Survivor Tamil managed to garner a TRP of 5.02 on its opening and an average of 4.06 for its first week, leaving behind debuts of some of India's popular reality shows such as Bigg Boss, Cooku with Comali, MasterChef India - Tamil and Super Singer. The show generally received positive reviews both from the media and the audience after its launch.

==Controversies==

===Safety negligence controversy===

On 6 October 2021, Lady Kash made a three-minute statement on YouTube, talking about the production team not giving enough care about the health of the contestants participating. Lady Kash also said the team were making her go through sexual harassment and mental harassment. Kash also said the behaviours of the team members were inhumane and they were lacking on humanity. Kash also said that she exited the show in an injustice way on 28 September 2021 during the final days of the filming of the show. She also stated that three participants in the show were feeling unwell and were tested for COVID-19, and the results came out positive and everyone on set were feeling unwell but without any safety precaution the filming still took place.

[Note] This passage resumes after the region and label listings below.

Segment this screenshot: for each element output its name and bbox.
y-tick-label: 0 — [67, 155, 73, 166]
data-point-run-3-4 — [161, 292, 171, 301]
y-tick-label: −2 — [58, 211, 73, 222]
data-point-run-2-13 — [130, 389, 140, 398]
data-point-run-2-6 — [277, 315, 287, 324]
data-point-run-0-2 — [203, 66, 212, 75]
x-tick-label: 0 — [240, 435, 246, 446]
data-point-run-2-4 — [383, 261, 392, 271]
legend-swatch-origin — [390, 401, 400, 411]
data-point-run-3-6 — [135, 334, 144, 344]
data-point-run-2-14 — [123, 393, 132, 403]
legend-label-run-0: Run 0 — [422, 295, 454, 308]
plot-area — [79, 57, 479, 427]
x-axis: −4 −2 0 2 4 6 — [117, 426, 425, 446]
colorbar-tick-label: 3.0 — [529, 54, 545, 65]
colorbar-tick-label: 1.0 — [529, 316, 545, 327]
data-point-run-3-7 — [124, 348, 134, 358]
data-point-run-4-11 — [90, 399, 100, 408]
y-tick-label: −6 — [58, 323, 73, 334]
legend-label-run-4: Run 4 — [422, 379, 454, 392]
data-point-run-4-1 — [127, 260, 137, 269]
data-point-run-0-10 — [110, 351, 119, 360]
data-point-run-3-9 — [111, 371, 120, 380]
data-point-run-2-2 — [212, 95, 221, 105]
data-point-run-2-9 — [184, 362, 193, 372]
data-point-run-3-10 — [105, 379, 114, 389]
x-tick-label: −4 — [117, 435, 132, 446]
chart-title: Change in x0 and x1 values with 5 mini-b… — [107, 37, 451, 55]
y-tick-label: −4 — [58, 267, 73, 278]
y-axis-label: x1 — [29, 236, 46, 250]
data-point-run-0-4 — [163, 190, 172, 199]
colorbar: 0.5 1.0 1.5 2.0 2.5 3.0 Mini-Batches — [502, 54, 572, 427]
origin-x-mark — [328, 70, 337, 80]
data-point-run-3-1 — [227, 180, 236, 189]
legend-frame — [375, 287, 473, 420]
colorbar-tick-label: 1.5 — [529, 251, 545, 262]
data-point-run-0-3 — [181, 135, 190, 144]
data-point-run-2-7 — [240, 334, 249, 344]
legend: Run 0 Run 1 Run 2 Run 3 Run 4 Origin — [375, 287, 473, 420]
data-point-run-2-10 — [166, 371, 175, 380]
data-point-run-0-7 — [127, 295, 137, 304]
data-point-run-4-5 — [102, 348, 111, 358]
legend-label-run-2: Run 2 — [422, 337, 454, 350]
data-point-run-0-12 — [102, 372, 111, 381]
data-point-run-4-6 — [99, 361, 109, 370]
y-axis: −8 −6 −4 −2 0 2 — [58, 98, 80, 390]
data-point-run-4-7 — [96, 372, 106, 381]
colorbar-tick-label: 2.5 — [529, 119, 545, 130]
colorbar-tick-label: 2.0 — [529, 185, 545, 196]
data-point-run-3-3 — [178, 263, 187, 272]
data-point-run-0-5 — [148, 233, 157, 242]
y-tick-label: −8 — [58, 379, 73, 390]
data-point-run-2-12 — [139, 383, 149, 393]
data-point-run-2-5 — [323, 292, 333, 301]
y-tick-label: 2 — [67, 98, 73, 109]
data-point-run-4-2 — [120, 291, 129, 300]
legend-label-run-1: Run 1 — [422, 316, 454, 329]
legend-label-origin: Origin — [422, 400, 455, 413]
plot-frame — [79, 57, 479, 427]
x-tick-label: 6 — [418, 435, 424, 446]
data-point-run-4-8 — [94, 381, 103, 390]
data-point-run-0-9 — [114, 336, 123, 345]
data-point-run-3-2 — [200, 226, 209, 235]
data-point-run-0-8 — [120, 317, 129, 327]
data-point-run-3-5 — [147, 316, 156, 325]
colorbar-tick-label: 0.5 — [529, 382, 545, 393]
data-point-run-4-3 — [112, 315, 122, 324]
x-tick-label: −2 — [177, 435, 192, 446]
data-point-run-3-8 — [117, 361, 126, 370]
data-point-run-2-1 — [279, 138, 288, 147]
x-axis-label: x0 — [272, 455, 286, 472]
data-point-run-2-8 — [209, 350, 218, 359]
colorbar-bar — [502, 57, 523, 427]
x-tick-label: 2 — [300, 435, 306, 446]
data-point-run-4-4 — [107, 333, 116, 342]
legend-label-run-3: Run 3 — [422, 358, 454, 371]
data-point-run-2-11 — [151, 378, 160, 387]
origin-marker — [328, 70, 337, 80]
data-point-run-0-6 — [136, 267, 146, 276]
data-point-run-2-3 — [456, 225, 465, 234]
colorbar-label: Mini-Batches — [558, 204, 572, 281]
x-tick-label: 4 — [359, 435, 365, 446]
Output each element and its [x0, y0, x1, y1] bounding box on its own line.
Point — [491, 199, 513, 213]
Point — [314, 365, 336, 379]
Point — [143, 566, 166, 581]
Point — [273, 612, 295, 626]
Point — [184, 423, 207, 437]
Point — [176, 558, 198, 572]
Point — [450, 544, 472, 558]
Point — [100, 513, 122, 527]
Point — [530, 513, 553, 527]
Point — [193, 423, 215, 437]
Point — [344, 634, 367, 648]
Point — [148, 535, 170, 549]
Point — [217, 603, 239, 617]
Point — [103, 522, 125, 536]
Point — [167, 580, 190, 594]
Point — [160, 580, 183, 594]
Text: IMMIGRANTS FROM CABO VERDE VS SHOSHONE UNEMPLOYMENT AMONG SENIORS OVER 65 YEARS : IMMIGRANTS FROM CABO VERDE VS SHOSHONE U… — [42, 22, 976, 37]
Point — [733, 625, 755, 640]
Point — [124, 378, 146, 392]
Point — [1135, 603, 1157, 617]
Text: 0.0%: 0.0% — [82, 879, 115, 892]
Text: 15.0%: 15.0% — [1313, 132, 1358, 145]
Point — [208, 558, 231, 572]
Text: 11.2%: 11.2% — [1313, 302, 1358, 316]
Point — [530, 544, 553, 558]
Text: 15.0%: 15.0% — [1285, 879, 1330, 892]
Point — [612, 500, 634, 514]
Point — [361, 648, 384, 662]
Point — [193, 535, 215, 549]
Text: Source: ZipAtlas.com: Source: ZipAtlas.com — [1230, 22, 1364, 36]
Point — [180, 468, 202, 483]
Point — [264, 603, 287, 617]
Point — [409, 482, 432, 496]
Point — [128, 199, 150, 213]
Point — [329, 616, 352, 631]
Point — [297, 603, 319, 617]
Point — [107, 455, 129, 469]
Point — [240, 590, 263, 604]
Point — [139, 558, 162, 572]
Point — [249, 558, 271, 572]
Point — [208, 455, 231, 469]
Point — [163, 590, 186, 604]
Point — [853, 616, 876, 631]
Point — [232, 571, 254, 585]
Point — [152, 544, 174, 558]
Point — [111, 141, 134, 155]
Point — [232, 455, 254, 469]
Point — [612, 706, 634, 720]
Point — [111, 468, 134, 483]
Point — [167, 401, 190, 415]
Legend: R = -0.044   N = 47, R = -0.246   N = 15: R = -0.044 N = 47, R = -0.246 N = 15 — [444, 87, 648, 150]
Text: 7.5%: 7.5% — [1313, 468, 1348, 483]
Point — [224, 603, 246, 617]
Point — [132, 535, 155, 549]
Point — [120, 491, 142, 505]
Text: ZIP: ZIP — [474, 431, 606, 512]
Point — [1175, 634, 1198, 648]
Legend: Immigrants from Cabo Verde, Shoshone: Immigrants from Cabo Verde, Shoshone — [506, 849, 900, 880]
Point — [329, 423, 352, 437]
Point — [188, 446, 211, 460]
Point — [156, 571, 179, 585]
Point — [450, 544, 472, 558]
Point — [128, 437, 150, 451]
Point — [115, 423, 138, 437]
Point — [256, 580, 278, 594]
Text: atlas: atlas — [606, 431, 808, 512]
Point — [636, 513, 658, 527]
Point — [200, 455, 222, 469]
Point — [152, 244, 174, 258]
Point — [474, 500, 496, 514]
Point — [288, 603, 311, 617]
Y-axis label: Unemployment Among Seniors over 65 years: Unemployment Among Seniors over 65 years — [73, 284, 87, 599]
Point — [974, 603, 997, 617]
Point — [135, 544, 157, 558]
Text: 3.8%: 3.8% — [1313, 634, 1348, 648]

===Phone use controversy===
Saran Shakthi was accused and proven guilty of using a mobile phone from which he borrowed from a crew member in the island to connect to his girlfriend who is overseas. However, he wasn't disqualified from the show and still competed, which created unfairness towards the co-contestants. He also accused fellow contestant Vijayalakshmi of using a mobile phone too, which is yet to be questioned.